Teachers are trained to elevate young minds, not to gun down people wielding assault weapons who burst into their classroom intent on mass murder.

It’s the job of police, who are trained and protected with body armor to confront and stop dangerous people. But it was hard to tell that from the officers in Uvalde, Texas, who dithered outside a classroom at Robb Elementary School last month for more than an hour rather than storm the door and stop the slaughter going on inside. Instead, police stopped the parents from running into the school to try to save the kids themselves.
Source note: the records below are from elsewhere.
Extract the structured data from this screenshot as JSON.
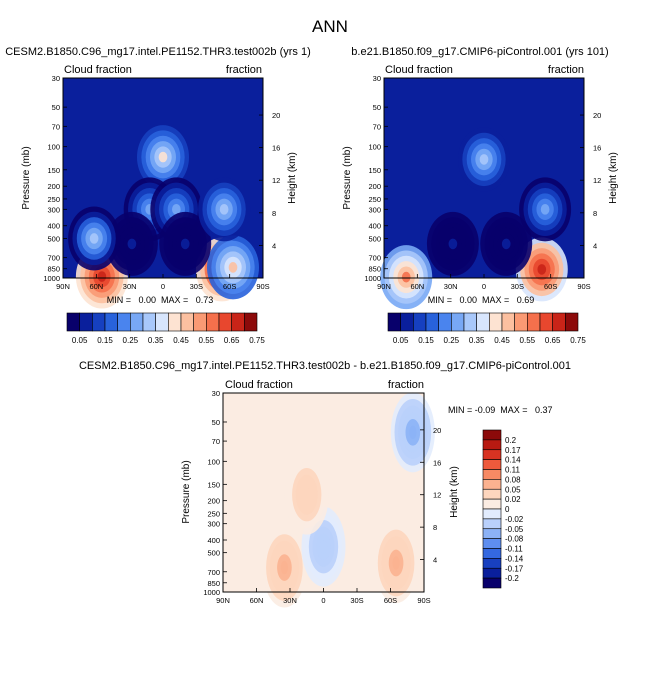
{
  "page": {
    "title": "ANN"
  },
  "panels": [
    {
      "id": "p1",
      "header": "CESM2.B1850.C96_mg17.intel.PE1152.THR3.test002b (yrs 1)",
      "left_label": "Cloud fraction",
      "right_label": "fraction",
      "ylabel": "Pressure (mb)",
      "y2label": "Height (km)",
      "stats": "MIN =   0.00  MAX =   0.73"
    },
    {
      "id": "p2",
      "header": "b.e21.B1850.f09_g17.CMIP6-piControl.001 (yrs 101)",
      "left_label": "Cloud fraction",
      "right_label": "fraction",
      "ylabel": "Pressure (mb)",
      "y2label": "Height (km)",
      "stats": "MIN =   0.00  MAX =   0.69"
    },
    {
      "id": "p3",
      "header": "CESM2.B1850.C96_mg17.intel.PE1152.THR3.test002b - b.e21.B1850.f09_g17.CMIP6-piControl.001",
      "left_label": "Cloud fraction",
      "right_label": "fraction",
      "ylabel": "Pressure (mb)",
      "y2label": "Height (km)",
      "stats": "MIN = -0.09  MAX =   0.37"
    }
  ],
  "chart_data": [
    {
      "type": "heatmap",
      "title": "CESM2.B1850.C96_mg17.intel.PE1152.THR3.test002b (yrs 1)",
      "xlabel": "",
      "ylabel": "Pressure (mb)",
      "y2label": "Height (km)",
      "x_ticks": [
        "90N",
        "60N",
        "30N",
        "0",
        "30S",
        "60S",
        "90S"
      ],
      "y_ticks": [
        30,
        50,
        70,
        100,
        150,
        200,
        250,
        300,
        400,
        500,
        700,
        850,
        1000
      ],
      "y2_ticks": [
        4,
        8,
        12,
        16,
        20
      ],
      "y_scale": "log",
      "ylim": [
        1000,
        30
      ],
      "min": 0.0,
      "max": 0.73,
      "features": [
        {
          "lat": 55,
          "p": 975,
          "value": 0.7
        },
        {
          "lat": -53,
          "p": 860,
          "value": 0.73
        },
        {
          "lat": -63,
          "p": 830,
          "value": 0.45
        },
        {
          "lat": 0,
          "p": 120,
          "value": 0.4
        },
        {
          "lat": 12,
          "p": 300,
          "value": 0.3
        },
        {
          "lat": -12,
          "p": 300,
          "value": 0.3
        },
        {
          "lat": 28,
          "p": 550,
          "value": 0.05
        },
        {
          "lat": -20,
          "p": 550,
          "value": 0.07
        },
        {
          "lat": 62,
          "p": 500,
          "value": 0.33
        },
        {
          "lat": -55,
          "p": 300,
          "value": 0.35
        }
      ]
    },
    {
      "type": "heatmap",
      "title": "b.e21.B1850.f09_g17.CMIP6-piControl.001 (yrs 101)",
      "xlabel": "",
      "ylabel": "Pressure (mb)",
      "y2label": "Height (km)",
      "x_ticks": [
        "90N",
        "60N",
        "30N",
        "0",
        "30S",
        "60S",
        "90S"
      ],
      "y_ticks": [
        30,
        50,
        70,
        100,
        150,
        200,
        250,
        300,
        400,
        500,
        700,
        850,
        1000
      ],
      "y2_ticks": [
        4,
        8,
        12,
        16,
        20
      ],
      "y_scale": "log",
      "ylim": [
        1000,
        30
      ],
      "min": 0.0,
      "max": 0.69,
      "features": [
        {
          "lat": 70,
          "p": 985,
          "value": 0.55
        },
        {
          "lat": -52,
          "p": 860,
          "value": 0.69
        },
        {
          "lat": 0,
          "p": 125,
          "value": 0.35
        },
        {
          "lat": -55,
          "p": 300,
          "value": 0.3
        },
        {
          "lat": 28,
          "p": 550,
          "value": 0.05
        },
        {
          "lat": -20,
          "p": 550,
          "value": 0.07
        }
      ]
    },
    {
      "type": "heatmap",
      "title": "CESM2.B1850.C96_mg17.intel.PE1152.THR3.test002b - b.e21.B1850.f09_g17.CMIP6-piControl.001",
      "xlabel": "",
      "ylabel": "Pressure (mb)",
      "y2label": "Height (km)",
      "x_ticks": [
        "90N",
        "60N",
        "30N",
        "0",
        "30S",
        "60S",
        "90S"
      ],
      "y_ticks": [
        30,
        50,
        70,
        100,
        150,
        200,
        250,
        300,
        400,
        500,
        700,
        850,
        1000
      ],
      "y2_ticks": [
        4,
        8,
        12,
        16,
        20
      ],
      "y_scale": "log",
      "ylim": [
        1000,
        30
      ],
      "min": -0.09,
      "max": 0.37,
      "features": [
        {
          "lat": 35,
          "p": 650,
          "value": 0.06
        },
        {
          "lat": -65,
          "p": 600,
          "value": 0.07
        },
        {
          "lat": 0,
          "p": 450,
          "value": -0.04
        },
        {
          "lat": -80,
          "p": 60,
          "value": -0.06
        },
        {
          "lat": 15,
          "p": 180,
          "value": 0.04
        }
      ]
    }
  ],
  "colorbars": {
    "abs": {
      "labels": [
        "0.05",
        "0.15",
        "0.25",
        "0.35",
        "0.45",
        "0.55",
        "0.65",
        "0.75"
      ],
      "colors": [
        "#08006b",
        "#0a1f9c",
        "#1640c0",
        "#2862db",
        "#4a84ee",
        "#78a8f5",
        "#a8c8fb",
        "#d8e6fd",
        "#fde3d2",
        "#fcc0a0",
        "#fa9a74",
        "#f5704c",
        "#e8472e",
        "#c92418",
        "#8c0a0a"
      ]
    },
    "diff": {
      "labels": [
        "0.2",
        "0.17",
        "0.14",
        "0.11",
        "0.08",
        "0.05",
        "0.02",
        "0",
        "-0.02",
        "-0.05",
        "-0.08",
        "-0.11",
        "-0.14",
        "-0.17",
        "-0.2"
      ],
      "colors": [
        "#8c0a0a",
        "#b81a12",
        "#d83322",
        "#ee5a3c",
        "#f78a64",
        "#fbb290",
        "#fdd6be",
        "#fbece2",
        "#e2ecfd",
        "#b9d0fb",
        "#8cb2f6",
        "#5e8ef0",
        "#3468e0",
        "#1840c0",
        "#0a1f9c",
        "#08006b"
      ]
    }
  }
}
It wasn’t the first time that law enforcement personnel trained to save lives in violent situations shirked their duty during a school shooting. In the 2018 killing of 14 students and three adults at Marjory Stoneman Douglas High School in Florida, eight officers waited outside for at least 10 minutes while the shooting went on inside. One officer later resigned under harsh criticism and another was placed on administrative leave. The school’s armed resource officer — a former deputy sheriff — remained outside for 40 minutes, never entering while the shooting was in progress. He faces trial in September on charges of child neglect resulting in great bodily harm.

So why on earth do some Texas Republicans think that the answer is to arm teachers and administrators?

If the people equipped and trained to protect and serve in dangerous situations can’t be counted on to do either, it’s absurd to think that teachers might do better. They are equipped and trained to explain math, reading and history to students, not stop the deadly gunfire that is plaguing our public schools. In Uvalde, teachers slammed doors shut to protect their students. The two who were shot and killed were reportedly trying to act as body shields for the children in their classrooms.

Fans of arming teachers are ignoring the teachers themselves, who for the most part don’t want anything to do with guns in the classroom. Several states, including Texas, already allow individual school districts to permit teachers to carry guns. Only 300 teachers in Texas have done so — less than one in 1,000. Both the Texas State Teachers Association and the National Education Association, the nation’s largest teachers union, are opposed to arming teachers. A 2019 survey by Cal State Northridge of 2,926 teachers found that 95% said no to the idea. Most teachers believed the situation would make schools more dangerous.

They might well be right. The Giffords Law Center to Prevent Gun Violence has tracked nearly 100 cases of guns dangerously mishandled on campuses, including a teacher’s loaded gun falling from his waistband while he performed a cartwheel; a student grabbing an officer’s gun; and a teacher accidentally firing a gun in class during a safety demonstration.

The job of teachers is to prepare young people for adult life. Let them do that without adding the responsibility of being an “armed officer against mass murderers” to the job description.